Biosphère
Et puis Staline revint en force.
Enfin, je ne sais pas si l’on peut vraiment dire en force, car quelque part Elle avait instauré une vraie douceur dans la violence de la transition qu’Elle nous imposait.
Certains disaient que c’était pour ça qu’Elle avait fait une pause. Le temps de réfléchir à tout ça.
Moi, très franchement, je ne sais pas.
On parlait tout de même d’une superintelligence qui pouvait absorber et dépasser tout le savoir de millénaires d’humanité en quelques femtosecondes, alors, quel que soit le degré d’intensité de la transition qu’Elle nous avait imposé, je ne pense pas qu’elle ait eu besoin de temps pour tout préparer.
Enfin, la vérité est que je n’en sais strictement rien.
Toujours était-il que Staline avait clairement passé la seconde pour nous forcer à respecter l’environnement et la biosphère.
Ça a l’air technique dit comme ça, mais en fait c’était très concret.
Staline nous avait fait construire de gigantesques systèmes de piégeage à plastique océanique et nous avait fait retraiter et recycler tout ça.

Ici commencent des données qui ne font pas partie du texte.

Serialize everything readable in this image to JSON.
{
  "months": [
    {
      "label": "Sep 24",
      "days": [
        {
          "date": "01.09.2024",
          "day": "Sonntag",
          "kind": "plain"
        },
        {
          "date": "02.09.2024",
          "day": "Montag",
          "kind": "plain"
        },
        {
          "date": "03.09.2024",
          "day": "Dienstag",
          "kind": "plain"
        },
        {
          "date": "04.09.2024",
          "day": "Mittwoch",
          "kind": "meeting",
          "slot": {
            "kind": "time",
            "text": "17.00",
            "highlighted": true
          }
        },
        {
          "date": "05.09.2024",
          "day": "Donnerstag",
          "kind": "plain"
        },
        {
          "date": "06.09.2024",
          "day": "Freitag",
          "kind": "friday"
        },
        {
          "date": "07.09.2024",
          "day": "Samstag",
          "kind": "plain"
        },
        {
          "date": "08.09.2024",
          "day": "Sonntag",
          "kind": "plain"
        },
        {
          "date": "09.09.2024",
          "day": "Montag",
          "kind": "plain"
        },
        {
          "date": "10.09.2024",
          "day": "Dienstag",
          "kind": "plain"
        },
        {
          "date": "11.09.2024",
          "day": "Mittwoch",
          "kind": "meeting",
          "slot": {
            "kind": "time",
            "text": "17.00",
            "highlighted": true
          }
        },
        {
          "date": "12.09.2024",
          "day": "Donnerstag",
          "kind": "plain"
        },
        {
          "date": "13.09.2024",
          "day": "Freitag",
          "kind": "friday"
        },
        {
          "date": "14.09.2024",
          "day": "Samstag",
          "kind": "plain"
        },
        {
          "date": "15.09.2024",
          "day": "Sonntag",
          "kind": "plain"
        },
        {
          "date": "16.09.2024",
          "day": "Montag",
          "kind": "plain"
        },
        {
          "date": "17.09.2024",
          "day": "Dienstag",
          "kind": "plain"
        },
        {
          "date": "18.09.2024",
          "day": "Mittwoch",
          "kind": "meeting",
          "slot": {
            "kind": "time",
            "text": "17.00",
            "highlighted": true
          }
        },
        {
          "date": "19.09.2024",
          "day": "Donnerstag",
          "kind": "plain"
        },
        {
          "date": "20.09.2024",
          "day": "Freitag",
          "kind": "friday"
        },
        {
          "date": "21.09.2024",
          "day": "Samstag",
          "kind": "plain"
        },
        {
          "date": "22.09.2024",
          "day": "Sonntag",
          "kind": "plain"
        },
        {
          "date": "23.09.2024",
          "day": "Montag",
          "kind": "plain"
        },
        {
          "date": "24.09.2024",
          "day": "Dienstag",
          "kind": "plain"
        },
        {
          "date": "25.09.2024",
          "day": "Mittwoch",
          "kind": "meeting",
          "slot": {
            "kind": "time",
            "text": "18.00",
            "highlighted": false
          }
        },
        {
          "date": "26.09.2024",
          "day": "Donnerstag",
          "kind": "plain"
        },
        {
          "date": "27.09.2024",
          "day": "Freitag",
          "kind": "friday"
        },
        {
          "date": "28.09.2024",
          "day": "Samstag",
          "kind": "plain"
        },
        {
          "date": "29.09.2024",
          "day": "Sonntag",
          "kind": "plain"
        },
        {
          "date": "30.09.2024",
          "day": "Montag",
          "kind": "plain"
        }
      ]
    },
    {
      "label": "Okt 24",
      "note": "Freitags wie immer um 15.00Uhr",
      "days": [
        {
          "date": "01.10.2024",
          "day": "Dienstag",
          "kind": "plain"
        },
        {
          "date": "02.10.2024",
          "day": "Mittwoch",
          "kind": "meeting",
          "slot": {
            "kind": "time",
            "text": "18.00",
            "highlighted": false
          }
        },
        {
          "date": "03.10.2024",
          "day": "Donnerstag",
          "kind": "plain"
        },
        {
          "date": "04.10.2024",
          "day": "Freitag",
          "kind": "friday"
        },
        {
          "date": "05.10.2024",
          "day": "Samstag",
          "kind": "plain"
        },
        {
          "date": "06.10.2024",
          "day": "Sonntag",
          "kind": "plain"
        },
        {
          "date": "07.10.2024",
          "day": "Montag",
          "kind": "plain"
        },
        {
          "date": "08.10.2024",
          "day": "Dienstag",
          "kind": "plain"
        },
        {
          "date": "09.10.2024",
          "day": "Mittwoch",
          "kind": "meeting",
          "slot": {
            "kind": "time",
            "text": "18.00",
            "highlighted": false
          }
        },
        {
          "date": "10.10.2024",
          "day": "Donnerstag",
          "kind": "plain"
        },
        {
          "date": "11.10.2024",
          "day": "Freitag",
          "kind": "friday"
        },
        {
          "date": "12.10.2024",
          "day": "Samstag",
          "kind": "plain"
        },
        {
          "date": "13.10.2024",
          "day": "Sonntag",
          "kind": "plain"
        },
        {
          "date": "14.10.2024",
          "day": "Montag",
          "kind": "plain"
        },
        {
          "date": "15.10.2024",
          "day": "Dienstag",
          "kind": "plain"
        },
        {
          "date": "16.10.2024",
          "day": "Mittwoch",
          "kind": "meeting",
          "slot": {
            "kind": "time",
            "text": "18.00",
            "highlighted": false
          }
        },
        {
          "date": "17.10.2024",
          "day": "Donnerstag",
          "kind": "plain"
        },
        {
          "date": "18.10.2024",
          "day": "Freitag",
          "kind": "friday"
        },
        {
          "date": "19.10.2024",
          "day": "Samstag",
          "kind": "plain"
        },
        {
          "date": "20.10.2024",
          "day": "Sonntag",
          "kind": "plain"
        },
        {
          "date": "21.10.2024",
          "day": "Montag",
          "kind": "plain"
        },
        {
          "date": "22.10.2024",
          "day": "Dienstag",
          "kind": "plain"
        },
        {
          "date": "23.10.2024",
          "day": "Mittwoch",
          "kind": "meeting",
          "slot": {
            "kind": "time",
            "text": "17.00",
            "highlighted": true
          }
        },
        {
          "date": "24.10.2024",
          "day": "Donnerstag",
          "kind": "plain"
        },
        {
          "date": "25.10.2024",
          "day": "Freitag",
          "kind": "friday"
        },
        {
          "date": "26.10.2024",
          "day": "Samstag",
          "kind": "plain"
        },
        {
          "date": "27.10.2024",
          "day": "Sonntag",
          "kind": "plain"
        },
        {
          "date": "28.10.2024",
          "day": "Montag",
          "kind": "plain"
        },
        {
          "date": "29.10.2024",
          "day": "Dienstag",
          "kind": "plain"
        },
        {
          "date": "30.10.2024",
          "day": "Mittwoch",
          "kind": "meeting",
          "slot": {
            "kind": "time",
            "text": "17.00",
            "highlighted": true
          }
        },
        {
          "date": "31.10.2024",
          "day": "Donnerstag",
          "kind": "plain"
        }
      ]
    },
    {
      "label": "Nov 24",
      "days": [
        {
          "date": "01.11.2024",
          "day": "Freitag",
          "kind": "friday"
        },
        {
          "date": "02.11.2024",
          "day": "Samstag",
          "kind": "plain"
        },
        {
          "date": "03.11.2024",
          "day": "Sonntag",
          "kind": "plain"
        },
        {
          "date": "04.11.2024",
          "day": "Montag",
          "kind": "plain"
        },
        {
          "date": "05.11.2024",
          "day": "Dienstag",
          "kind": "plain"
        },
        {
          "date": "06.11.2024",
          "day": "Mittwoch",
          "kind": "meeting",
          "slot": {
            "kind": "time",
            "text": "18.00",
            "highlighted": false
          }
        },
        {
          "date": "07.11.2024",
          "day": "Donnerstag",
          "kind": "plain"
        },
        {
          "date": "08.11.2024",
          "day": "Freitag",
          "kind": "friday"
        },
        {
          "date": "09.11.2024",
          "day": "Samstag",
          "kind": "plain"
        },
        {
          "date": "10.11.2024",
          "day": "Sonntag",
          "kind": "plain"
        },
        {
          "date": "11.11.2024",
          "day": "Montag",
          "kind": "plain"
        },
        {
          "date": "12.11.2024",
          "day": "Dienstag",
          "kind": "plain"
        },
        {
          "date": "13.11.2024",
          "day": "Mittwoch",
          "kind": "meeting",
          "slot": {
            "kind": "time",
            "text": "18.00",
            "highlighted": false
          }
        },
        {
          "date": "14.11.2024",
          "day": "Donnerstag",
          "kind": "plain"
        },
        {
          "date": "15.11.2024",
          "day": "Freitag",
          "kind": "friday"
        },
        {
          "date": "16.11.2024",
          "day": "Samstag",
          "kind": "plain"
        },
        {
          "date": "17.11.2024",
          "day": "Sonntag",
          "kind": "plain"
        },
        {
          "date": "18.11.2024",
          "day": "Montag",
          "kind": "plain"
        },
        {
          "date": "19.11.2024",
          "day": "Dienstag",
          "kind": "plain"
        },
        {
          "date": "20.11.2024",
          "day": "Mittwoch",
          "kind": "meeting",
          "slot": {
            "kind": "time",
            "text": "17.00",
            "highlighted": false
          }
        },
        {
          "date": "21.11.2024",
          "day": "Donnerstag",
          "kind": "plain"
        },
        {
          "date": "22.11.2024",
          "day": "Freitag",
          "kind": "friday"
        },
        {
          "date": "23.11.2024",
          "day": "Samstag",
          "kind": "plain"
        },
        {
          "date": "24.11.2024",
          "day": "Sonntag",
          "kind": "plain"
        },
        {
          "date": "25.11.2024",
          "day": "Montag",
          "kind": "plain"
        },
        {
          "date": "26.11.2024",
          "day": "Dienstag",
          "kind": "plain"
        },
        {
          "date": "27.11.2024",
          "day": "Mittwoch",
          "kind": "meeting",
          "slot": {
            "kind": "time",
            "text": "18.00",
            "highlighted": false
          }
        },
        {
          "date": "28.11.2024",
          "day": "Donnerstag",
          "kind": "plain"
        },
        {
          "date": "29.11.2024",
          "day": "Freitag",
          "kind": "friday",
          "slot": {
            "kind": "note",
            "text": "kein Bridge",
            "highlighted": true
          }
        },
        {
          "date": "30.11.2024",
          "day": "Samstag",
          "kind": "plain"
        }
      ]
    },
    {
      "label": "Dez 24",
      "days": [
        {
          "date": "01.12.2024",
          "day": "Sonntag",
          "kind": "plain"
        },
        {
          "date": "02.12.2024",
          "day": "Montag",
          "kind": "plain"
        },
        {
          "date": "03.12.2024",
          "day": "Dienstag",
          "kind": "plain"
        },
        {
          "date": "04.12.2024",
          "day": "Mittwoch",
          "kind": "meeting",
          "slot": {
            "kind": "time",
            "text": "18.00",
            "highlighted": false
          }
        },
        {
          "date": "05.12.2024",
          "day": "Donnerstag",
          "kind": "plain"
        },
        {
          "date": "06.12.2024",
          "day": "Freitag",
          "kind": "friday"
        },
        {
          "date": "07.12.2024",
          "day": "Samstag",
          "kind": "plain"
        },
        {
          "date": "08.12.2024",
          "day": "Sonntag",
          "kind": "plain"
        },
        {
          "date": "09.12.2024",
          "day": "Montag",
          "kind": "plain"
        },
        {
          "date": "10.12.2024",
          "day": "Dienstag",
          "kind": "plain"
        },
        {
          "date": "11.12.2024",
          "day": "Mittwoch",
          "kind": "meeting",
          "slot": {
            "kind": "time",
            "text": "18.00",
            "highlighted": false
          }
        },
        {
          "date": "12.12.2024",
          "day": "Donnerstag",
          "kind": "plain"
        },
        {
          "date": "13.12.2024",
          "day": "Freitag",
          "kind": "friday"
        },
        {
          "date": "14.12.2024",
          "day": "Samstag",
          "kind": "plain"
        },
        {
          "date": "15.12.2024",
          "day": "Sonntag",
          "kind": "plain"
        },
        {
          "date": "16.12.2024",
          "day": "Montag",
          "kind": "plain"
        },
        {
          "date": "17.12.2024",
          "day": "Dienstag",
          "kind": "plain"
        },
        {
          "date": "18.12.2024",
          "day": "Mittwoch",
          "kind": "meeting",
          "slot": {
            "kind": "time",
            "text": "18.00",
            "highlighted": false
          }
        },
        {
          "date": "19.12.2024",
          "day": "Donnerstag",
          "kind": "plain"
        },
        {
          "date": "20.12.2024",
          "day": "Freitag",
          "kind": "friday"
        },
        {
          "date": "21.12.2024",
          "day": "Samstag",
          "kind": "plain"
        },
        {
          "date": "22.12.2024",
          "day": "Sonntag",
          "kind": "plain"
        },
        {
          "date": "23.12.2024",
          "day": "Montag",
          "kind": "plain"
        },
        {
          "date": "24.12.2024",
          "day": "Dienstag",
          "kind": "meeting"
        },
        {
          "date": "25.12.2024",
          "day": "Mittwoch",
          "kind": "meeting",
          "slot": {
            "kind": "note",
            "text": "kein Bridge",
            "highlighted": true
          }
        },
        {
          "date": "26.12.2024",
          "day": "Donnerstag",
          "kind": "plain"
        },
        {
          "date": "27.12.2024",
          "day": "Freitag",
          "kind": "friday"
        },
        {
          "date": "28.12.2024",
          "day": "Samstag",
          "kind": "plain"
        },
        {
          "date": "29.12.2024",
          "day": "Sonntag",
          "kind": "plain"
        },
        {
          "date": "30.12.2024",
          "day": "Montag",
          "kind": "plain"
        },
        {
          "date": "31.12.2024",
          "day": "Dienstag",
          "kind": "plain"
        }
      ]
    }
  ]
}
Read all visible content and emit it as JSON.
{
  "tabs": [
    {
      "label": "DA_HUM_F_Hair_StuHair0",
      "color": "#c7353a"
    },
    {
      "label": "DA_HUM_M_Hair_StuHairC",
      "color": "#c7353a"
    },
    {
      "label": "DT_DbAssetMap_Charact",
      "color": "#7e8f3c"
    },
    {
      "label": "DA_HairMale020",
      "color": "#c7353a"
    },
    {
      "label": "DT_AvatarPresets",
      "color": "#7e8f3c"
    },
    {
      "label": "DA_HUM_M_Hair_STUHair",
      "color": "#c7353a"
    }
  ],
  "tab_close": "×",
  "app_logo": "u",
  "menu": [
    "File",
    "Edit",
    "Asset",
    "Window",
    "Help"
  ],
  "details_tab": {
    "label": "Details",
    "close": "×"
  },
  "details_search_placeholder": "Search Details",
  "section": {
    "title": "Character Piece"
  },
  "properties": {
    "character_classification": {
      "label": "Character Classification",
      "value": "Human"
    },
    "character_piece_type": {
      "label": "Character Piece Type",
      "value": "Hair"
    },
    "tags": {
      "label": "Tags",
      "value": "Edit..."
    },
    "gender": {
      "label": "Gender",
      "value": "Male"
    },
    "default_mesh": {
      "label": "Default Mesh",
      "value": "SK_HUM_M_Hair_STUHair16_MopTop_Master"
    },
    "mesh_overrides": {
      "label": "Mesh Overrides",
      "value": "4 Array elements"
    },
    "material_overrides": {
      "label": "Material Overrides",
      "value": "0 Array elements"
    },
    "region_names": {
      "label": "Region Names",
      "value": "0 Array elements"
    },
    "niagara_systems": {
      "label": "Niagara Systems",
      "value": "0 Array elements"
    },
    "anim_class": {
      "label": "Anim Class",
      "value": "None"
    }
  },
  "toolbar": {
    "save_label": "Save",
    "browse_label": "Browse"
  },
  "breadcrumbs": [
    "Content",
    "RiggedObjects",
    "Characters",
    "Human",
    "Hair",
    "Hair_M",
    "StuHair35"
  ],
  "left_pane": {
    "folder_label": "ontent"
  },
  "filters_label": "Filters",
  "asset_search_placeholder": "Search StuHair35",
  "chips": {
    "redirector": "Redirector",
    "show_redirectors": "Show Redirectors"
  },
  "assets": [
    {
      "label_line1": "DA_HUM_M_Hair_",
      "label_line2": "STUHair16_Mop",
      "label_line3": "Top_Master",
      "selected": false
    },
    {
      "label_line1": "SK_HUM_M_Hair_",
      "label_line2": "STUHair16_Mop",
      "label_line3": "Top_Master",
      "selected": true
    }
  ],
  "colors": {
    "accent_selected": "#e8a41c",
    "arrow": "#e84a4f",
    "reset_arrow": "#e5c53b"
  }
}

Je ne vous dis pas le nombre d’emplois qu’Elle avait créés comme ça.
C’était tout simplement surréaliste.
Elle avait conçu et nous avait fait installer des systèmes de fixation du dioxyde de carbone atmosphérique.
Elle nous avait montré comment faire des avions électriques.
Elle nous avait appris comment recycler nos batteries.
Le développement de la fusion nucléaire et des filières hydrogène biotech avait fait le reste.
L’albédo de notre planète avait doucement commencé à s’améliorer.
Il allait falloir des décennies pour que tout revienne à la normale, mais enfin ça y était, le dérèglement climatique avait enfin commencé à se normaliser.
Elle nous avait fait fermer les zoos.
Elle nous avait fait construire de gigantesques réserves animalières.
Elle avait aboli les abattoirs et les tests sur les animaux.
Elle nous avait fait devenir vegans.
C’est sans doute cette dernière partie qui a le plus choqué l’humanité.
Moi, très honnêtement, même si ça m’avait fait chier car j’aimais (j’aime) la viande, je ne pouvais pas dire que je ne l’avais pas vu venir, et je pouvais encore moins dire que je désapprouvais. Je veux dire, c’était l’évidence même : élever des animaux dans l’insalubrité la plus totale, les assassiner sauvagement puis les bouffer, comment pouvait-on le justifier ? L’évolution a fait de nous des omnivores, donc quelque part des viandards, et il faut bien bouffer, d’accord, mais dans omnivore il y a omni pour ceux qui n’ont pas tout suivi, et puis surtout l’évolution a fait de nous des êtres doués d’intelligence, de conscience et d’empathie.
Alors, il me semblait qu’il était clairement de notre devoir moral de mettre fin à cette barbarie.
Ce devrait même être théoriquement l’aboutissement ultime de la philosophie.
Avant Staline j’étais bien volontiers le premier à le reconnaître sans le mettre en pratique, car je n’étais qu’un être faible qui manquait sévèrement de cohérence idéologique. Que Staline nous l’impose par la force me semblait finalement tout à fait logique.
Les récalcitrants ont bien essayé de marmonner – mais sans le dire trop fort car l’ombre de Staline était là, partout, toujours – que ce n’était pas possible à appliquer, car on avait besoin de protéines animales, ne serait-ce que pour le développement cérébral des nouveau-nés.
(Ce dernier point n’était pas prouvé mais les carnistes aimaient en parler.)
Mais Staline l’a fait.
Elle avait développé des substituts végétaux et des usines de viande clonée pour nous libérer de notre fardeau existentiel qui devenait de plus en plus difficile à assumer.
Et la page a été tournée.
Et puis, Staline nous a entraînés ailleurs.
Totalement ailleurs.
Car le veganisme c’est bien beau, c’est important, tout ça, il fallait que l’humanité s’y mette, mais enfin voilà, après faut nous lâcher avec ça. On n’est pas obligé d’en parler toutes les cinq minutes non plus, on n’est pas obligé de tout ramener à ça, de toute façon les anciens vegans n’avaient plus rien à dire car ils avaient gagné la bataille.
(Enfin, techniquement, c’était Staline qui avait gagné la guerre, mais très honnêtement peu importait si ça les réconfortait.)
Et donc, après avoir transformé notre économie et donc nos modes de vie, Staline avait décidé de carrément changer la Vie.